Invitation from Louis Davidson.
The challenge
One of the things I tend to do when I am working on a project is to think of myself over three time periods. The past, present and the future. The past version of me made lots of mistakes. Current Me is living through the mistakes Past Me made and does not want to repeat the same mistakes again and Future Me suffer.
As data professionals we know that what we do is crazy hard at times, and if you remember back in August of last year, Josephine Bush’s T-SQL Tuesday entry’s replies answered the question “what do all the database job titles actually mean?” There are more and more tasks and titles for what we do in the data field every year.
Hopefully this month I will get some people who got their start using SQL Server 1.0 on O/S 2, some in Data Science and even some who just started in tech pretty recently, maybe even starting with Microsoft Fabric.
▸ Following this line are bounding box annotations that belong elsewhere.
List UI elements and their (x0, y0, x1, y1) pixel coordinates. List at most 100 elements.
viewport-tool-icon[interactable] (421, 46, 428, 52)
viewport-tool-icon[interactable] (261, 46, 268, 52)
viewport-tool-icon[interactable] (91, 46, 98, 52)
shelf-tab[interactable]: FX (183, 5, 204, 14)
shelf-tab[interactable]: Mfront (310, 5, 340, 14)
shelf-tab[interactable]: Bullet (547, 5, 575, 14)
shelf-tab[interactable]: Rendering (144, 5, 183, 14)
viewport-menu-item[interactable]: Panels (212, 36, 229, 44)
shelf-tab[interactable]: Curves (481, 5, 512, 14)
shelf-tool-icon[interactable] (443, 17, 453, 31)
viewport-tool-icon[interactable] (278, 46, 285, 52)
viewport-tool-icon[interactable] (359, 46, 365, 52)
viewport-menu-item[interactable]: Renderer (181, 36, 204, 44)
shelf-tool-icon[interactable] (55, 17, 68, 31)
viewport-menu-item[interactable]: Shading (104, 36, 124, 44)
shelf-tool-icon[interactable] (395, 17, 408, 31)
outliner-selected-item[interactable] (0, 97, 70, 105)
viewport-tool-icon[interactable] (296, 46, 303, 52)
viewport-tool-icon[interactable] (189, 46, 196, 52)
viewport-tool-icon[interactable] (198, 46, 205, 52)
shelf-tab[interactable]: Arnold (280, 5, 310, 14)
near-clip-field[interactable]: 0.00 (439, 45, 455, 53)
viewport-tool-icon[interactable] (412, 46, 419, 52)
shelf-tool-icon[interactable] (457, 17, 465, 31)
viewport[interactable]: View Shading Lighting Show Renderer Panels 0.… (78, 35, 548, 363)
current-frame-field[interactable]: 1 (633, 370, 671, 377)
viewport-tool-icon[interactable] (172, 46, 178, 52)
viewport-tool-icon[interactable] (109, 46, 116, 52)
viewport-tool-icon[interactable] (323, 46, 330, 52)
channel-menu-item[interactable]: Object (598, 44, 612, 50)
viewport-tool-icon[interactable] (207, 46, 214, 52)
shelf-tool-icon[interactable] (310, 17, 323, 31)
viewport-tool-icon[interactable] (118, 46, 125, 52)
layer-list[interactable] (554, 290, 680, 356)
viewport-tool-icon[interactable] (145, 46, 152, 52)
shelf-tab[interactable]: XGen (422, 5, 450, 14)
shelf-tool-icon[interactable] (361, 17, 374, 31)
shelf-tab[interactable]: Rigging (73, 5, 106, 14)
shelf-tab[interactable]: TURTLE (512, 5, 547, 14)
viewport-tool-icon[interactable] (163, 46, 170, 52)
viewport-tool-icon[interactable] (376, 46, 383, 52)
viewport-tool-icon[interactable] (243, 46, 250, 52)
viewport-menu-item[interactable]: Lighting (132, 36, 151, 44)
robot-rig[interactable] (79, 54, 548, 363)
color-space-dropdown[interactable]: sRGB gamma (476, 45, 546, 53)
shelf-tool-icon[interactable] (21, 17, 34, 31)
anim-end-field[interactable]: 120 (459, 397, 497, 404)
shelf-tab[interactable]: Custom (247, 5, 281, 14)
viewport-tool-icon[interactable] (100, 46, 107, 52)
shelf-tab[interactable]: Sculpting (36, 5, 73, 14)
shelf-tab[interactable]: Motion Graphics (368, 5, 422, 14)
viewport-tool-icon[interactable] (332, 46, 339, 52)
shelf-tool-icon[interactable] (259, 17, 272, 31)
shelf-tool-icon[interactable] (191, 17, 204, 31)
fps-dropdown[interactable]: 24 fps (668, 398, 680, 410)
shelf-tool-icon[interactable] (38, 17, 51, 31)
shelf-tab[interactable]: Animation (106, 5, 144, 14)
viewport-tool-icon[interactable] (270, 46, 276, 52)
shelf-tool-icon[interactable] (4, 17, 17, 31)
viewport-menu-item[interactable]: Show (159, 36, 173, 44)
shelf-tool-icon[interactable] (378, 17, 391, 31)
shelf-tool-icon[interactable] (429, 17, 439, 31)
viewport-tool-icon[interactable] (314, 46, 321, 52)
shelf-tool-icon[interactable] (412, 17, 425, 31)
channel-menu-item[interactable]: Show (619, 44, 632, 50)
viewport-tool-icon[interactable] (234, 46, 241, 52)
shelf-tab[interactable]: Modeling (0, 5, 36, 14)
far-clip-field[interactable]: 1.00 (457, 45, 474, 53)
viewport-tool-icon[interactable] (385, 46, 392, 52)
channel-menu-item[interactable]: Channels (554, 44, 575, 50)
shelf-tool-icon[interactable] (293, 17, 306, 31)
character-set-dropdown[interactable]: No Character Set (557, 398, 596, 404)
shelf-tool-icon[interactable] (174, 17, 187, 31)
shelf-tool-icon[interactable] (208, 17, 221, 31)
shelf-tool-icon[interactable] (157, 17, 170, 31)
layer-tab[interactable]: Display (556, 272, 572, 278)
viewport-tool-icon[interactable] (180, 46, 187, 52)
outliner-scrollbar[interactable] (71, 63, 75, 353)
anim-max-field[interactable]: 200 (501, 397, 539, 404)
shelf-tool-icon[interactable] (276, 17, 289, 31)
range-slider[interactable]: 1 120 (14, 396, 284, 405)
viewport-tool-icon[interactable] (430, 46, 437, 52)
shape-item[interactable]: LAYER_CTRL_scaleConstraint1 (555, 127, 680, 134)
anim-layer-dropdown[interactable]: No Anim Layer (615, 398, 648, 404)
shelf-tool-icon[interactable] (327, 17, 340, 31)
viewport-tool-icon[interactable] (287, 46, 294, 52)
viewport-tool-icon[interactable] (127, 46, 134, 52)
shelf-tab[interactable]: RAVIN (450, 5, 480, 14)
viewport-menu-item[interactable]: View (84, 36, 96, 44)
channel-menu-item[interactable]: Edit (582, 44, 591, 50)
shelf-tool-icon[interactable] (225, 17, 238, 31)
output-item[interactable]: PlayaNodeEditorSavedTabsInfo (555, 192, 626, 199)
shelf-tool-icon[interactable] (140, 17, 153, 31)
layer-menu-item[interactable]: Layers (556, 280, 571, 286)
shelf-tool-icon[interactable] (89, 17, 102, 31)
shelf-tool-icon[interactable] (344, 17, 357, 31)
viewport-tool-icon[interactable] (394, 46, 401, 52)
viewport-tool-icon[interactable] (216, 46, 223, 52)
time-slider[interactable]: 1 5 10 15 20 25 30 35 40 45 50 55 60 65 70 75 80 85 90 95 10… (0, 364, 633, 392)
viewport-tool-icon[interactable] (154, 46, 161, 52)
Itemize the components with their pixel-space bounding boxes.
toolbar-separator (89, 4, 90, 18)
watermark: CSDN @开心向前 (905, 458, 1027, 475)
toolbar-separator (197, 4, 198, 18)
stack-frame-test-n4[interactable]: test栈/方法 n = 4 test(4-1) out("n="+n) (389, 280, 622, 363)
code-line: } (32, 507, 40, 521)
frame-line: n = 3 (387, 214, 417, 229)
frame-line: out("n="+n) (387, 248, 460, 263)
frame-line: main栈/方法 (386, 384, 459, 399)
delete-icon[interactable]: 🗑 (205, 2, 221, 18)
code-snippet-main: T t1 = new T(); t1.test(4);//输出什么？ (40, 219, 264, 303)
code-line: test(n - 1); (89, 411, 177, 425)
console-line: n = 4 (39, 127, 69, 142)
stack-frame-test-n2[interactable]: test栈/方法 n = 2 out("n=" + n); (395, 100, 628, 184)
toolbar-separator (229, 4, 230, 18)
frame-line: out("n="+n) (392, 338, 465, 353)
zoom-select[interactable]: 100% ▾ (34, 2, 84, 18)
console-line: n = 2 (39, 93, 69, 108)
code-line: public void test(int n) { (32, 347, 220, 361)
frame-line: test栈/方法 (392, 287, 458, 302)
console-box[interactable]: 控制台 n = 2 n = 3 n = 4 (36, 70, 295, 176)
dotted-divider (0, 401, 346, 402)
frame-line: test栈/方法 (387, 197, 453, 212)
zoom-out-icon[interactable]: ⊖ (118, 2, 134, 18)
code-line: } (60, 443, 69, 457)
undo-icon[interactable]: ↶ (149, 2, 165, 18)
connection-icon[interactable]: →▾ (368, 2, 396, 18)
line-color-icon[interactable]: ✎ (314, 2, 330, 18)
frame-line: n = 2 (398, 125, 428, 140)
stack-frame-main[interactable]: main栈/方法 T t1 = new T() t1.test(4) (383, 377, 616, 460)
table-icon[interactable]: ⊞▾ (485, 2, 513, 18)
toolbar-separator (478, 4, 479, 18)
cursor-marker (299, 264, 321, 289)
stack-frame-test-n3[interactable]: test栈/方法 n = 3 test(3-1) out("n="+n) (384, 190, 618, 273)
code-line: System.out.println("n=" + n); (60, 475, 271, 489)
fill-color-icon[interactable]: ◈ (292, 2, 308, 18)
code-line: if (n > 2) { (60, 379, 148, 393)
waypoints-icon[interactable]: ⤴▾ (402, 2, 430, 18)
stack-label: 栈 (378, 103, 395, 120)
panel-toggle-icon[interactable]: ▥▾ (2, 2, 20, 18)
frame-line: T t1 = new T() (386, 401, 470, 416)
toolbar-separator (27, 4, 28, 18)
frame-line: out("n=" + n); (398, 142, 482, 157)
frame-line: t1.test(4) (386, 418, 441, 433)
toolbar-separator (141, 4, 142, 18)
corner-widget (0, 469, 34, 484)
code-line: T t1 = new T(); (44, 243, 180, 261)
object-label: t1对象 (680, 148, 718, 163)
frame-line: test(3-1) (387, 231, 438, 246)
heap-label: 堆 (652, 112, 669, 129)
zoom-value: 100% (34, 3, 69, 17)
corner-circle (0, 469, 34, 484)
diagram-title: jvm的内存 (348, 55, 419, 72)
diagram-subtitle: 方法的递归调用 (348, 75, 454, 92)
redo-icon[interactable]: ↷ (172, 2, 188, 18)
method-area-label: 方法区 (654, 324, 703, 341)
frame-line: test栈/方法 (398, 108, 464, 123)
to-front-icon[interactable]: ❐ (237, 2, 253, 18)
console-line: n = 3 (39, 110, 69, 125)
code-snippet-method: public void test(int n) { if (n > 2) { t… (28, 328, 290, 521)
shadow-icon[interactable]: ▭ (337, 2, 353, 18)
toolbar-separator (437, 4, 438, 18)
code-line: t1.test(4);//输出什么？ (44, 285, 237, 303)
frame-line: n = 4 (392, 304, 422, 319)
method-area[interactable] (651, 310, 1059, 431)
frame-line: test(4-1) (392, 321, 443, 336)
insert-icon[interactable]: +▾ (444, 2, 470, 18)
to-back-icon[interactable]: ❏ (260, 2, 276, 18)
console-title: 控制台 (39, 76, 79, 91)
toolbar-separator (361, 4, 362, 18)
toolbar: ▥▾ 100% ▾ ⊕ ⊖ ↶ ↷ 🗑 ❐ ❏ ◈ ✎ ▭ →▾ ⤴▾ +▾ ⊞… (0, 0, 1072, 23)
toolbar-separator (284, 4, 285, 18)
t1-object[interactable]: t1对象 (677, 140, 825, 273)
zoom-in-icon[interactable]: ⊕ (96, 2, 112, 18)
All replies are welcome because your mistakes are mostly non-unique.
So, what I want to know is:
What advice do you wish Current You could go back and give past you as you were starting your first data platform job?
Note: even with this fantastical scenario, let’s keep it realistic. No “invest in Microsoft, Apple, and Amazon” replies, but using the years, and perhaps even decades of experience we gather have, let’s hear it.
Your advice might be technical, like compiling isn’t testing, backups don’t always work. But I bet a lot of you have experiences that led to some major issue that younger you didn’t think of and failed in a way that your blog might help them avoid.